You never know when you are going to stumble across something that brings it all back, that makes you say, “Exactly.”
A Darker Place, by Laurie R. King…a suspense/thriller novel about cults isn’t the sort of book I expected to pick at barely scabbed over wounds but reading these two paragraphs made me have to put the book down for awhile.
…not the least of which was Anne’s oft-stated preference not to inquire too closely into the darker places of her mind, a firm conviction that it was at times better to let sleeping Minotaurs lie rather than continually offering up virginal portions of herself to be devoured by them.
And below the anger and the confusion and the craziness, underlying it all, she could feel the disturbing roil of her old, tired built, as worn and dull as a river rock from all the long years of handling.

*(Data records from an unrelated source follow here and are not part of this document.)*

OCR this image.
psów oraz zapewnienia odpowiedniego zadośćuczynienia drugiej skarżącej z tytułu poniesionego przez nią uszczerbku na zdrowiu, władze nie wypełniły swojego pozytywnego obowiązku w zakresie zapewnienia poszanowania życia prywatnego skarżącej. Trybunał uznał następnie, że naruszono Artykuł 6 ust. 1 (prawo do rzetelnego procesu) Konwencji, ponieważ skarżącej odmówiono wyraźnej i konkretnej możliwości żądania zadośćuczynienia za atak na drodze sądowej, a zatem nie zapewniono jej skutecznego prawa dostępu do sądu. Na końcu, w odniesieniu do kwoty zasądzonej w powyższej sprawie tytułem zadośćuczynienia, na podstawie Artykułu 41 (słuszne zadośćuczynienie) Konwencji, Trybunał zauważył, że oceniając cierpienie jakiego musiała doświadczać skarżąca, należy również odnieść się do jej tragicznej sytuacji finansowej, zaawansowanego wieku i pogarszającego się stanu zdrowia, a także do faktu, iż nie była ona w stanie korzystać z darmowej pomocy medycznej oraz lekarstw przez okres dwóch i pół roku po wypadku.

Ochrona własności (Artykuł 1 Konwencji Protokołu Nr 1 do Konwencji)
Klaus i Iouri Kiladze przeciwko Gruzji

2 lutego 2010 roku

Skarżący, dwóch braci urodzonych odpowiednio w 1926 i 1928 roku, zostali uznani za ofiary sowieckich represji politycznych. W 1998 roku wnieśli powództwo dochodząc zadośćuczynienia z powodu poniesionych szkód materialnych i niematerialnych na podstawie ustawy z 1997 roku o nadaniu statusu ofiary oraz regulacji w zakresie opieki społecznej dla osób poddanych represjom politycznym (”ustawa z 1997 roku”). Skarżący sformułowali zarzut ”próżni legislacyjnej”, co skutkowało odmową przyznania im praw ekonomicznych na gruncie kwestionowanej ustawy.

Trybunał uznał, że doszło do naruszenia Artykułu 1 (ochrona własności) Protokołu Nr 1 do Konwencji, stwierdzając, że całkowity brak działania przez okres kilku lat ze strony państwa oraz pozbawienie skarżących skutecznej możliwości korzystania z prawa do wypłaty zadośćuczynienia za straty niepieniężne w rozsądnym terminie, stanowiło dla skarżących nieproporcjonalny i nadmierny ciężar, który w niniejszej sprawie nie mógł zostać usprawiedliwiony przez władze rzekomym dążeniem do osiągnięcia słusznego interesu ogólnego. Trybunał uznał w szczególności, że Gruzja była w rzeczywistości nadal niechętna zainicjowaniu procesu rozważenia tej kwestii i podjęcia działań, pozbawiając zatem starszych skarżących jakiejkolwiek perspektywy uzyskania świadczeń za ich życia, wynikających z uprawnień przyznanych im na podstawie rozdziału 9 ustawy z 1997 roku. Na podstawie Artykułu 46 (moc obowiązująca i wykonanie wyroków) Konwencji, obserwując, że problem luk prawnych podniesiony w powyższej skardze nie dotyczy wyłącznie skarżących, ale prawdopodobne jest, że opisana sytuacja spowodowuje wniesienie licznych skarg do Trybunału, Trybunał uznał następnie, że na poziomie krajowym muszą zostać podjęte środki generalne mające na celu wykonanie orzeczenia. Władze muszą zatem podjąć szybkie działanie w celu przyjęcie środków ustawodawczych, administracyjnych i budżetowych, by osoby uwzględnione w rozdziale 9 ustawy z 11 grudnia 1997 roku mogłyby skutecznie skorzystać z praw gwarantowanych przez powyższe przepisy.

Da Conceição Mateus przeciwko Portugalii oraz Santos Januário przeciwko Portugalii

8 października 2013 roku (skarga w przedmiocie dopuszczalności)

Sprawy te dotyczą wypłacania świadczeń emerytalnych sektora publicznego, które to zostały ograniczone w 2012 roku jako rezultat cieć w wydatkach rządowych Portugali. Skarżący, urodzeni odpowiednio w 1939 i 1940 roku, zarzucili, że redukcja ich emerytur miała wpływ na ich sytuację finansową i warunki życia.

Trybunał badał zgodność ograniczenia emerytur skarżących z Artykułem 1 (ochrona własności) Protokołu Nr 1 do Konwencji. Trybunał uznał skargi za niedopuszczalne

She was asking it now to support and energize yet another hard slog through the most distressing times of her past, a past that she thought she had earned the right not to forget, but perhaps not to dwell on quite so much. The dreams she had were no longer utterly devastating, the flashbacks she experienced no longer galvanizing; the memories had become, at long last, a part of the vocabulary of her inner life.
Mine have yet to lose all of their rough edges in the time current, even with the constant, daily handling. Dreams start to lose their power to devastate, to ruin an entire night and day. Flashbacks rarely necessitate rapidly seeking out a safe place to pull the car over. A turn of phrase in a work of pop fiction, however, prods at the Minotaur even if it doesn’t completely awaken it. It’s a thin veneer indeed that we form over these memories to try to protect. The cracks show through when you least expect it.